Jonathan Walford

Personal information
- Full name: Jonathan Edwin Peter Walford
- Born: 24 January 1982 (age 44) Hornchurch, Greater London
- Batting: Left-handed
- Bowling: Right-arm medium

Domestic team information
- 2004–2009: Bedfordshire

Career statistics
| Competition | List A |
| Matches | 1 |
| Runs scored | 27 |
| Batting average | 27.00 |
| 100s/50s | 0/0 |
| Top score | 27 |
| Catches/stumpings | 0/– |
- Source: Cricinfo, 28 May 2011

= Jonathan Walford =

English cricketer

Jonathan Edwin Peter Walford (born 24 January 1982) is an English cricketer. Walford is a left-handed batsman who bowled right-arm medium. He was born in Hornchurch in the London Borough of Havering.
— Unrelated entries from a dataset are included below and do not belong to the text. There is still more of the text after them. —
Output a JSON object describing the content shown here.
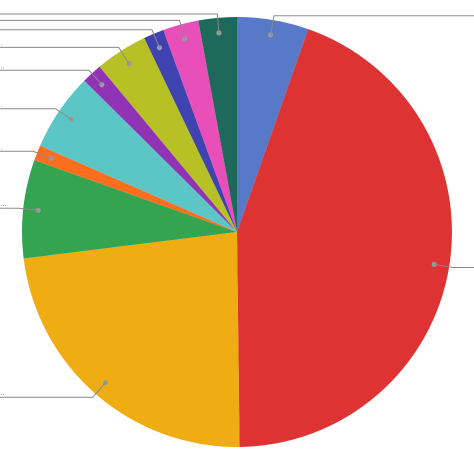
{
  "chart_data": {
    "type": "pie",
    "title": "",
    "start_angle_deg": 0,
    "direction": "clockwise",
    "slices": [
      {
        "value": 5.6,
        "color": "#5878c8",
        "label": ""
      },
      {
        "value": 46.3,
        "color": "#dd3333",
        "label": ""
      },
      {
        "value": 24.2,
        "color": "#f0ad13",
        "label": ""
      },
      {
        "value": 7.7,
        "color": "#34a451",
        "label": ""
      },
      {
        "value": 1.2,
        "color": "#ff6d1f",
        "label": ""
      },
      {
        "value": 6.1,
        "color": "#5cc6c6",
        "label": ""
      },
      {
        "value": 1.6,
        "color": "#9033b5",
        "label": ""
      },
      {
        "value": 4.1,
        "color": "#b7c125",
        "label": ""
      },
      {
        "value": 1.6,
        "color": "#3f43b0",
        "label": ""
      },
      {
        "value": 2.8,
        "color": "#e94fb9",
        "label": ""
      },
      {
        "value": 3.0,
        "color": "#1d6a5b",
        "label": ""
      }
    ],
    "labels_side": "outside",
    "leader_lines": true,
    "legend": "none",
    "edge_labels": [
      "..",
      "...",
      ".",
      ".",
      "..",
      ".",
      ""
    ]
  }
}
Walford made his debut for Bedfordshire in the 2004 Minor Counties Championship against Staffordshire. Walford played Minor counties cricket for Bedfordshire from 2004 to 2009, which included 11 Minor Counties Championship matches and 11 MCCA Knockout Trophy matches. He made his only List A appearance against Sussex in the 2005 Cheltenham & Gloucester Trophy. In this match, he scored 27 runs before being dismissed by James Kirtley.

He has also played Second XI cricket for the Essex, Kent, Nottinghamshire, Worcestershire and Leicestershire Second XI's.